Carry some long wood two inches wide by four inches long (two by fours in the hardware store vernacular). These are for placing under the tires should you ever get stuck in sand. A shovel would also be a good tool to carry with you as well for moving sand away from the drive wheels, etc.. Believe me, I know one person who would have likely died with his friends in the Mojave Desert if they had not had these items. They were on a filming shoot on location, and knew the perils, but didn't know it was going to happen to *them* until it did. Learn from them. . .
Measures to take before visiting a place such as Joshua Tree National Park: you can rely on GPS devices, but in my experience paper maps are the way to go. I have found the Thomas Guide maps to be excellent and accurate. GPS info can be programmed with errors. Garbage in, garbage out. You know the saying. . . .

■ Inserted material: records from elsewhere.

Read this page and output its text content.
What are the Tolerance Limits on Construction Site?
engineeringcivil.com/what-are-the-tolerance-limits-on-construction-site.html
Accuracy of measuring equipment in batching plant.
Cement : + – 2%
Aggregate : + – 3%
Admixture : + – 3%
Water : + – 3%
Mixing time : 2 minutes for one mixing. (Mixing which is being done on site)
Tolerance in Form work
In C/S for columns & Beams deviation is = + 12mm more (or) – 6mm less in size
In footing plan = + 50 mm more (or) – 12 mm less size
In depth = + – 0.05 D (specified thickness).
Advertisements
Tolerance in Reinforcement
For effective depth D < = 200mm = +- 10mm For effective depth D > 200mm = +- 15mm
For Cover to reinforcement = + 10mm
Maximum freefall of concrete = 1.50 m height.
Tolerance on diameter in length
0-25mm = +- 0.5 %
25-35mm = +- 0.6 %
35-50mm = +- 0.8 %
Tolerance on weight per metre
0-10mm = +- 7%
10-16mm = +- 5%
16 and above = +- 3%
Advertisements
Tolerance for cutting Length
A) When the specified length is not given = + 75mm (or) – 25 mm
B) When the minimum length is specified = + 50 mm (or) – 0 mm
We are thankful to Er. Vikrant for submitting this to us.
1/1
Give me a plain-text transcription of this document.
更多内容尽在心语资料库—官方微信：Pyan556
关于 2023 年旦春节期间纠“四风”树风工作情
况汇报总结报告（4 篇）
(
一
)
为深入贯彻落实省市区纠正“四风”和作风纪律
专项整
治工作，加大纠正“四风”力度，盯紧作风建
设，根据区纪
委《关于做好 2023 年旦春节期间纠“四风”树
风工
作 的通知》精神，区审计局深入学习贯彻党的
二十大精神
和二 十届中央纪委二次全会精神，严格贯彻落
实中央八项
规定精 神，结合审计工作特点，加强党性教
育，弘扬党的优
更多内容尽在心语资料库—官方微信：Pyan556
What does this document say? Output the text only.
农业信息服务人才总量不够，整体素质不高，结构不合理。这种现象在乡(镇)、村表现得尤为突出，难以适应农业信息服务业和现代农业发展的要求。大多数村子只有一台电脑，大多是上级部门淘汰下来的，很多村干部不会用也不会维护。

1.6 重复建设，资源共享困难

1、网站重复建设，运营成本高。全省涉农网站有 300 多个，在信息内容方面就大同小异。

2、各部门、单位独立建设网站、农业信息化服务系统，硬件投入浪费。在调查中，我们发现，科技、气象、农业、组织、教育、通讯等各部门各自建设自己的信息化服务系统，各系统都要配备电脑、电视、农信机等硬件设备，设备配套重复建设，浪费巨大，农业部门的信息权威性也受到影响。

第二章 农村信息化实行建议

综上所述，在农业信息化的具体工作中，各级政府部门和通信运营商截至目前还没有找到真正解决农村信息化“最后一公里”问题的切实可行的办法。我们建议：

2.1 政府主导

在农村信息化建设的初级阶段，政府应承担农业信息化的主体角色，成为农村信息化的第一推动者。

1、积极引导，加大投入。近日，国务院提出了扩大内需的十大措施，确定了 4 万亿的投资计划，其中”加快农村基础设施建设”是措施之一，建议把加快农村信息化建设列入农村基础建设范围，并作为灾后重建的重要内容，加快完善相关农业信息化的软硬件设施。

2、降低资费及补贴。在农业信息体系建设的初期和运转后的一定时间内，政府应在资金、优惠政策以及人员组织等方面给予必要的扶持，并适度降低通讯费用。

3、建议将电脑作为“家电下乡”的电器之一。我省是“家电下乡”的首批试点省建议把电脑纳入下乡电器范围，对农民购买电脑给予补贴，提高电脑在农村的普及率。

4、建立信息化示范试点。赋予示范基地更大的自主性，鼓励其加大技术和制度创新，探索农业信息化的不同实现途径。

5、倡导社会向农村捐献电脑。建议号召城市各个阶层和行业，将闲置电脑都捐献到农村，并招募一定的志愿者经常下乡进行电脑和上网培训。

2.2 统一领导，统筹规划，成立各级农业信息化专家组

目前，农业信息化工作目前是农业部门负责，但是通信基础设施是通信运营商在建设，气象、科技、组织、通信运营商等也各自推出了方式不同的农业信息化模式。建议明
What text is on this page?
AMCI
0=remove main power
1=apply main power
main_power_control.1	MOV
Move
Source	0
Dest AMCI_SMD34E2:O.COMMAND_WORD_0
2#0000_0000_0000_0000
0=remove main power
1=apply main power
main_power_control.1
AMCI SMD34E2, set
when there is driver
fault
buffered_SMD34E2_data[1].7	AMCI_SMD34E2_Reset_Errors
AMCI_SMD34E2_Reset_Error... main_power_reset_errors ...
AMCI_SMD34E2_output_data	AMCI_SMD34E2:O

Don't rely on cell phones to bail you out should you get stuck. Just because you have a cell phone doesn't mean it - and you - will be within range of a cellular tower. It may also malfunction on you. Technology is only as good as what people can make it to be. I have yet to see perfect technology, just as I have yet to see a perfect human. I know I'm not perfect by any means! Sooooo. . . . have a plan for your travels in the park, and *let someone know* of your specific travels and times, especially expected time of return. That way, should they not receive a call from you, they know to send help to look for you. You will be grateful should that need arise.
I'll leave you with this true story from circa 1994: a man and his wife were driving west of what is now called Primm, Nevada one summer day. They could see Whiskey Pete's hotel/casino a few miles away at the point they ran out of gas. Coasting downhill was not the answer. . . the hill was not uniformly down, but also level and even up.
So the man left his wife in the car. Having no water in the car or on his person, he walked towards Whiskey Pete's in the hot sun whose heat that day soared over 100 degrees.
He never made it. He died in the desert before he even came close to Whiskey Pete's. The wife died in her car, waiting for her husband.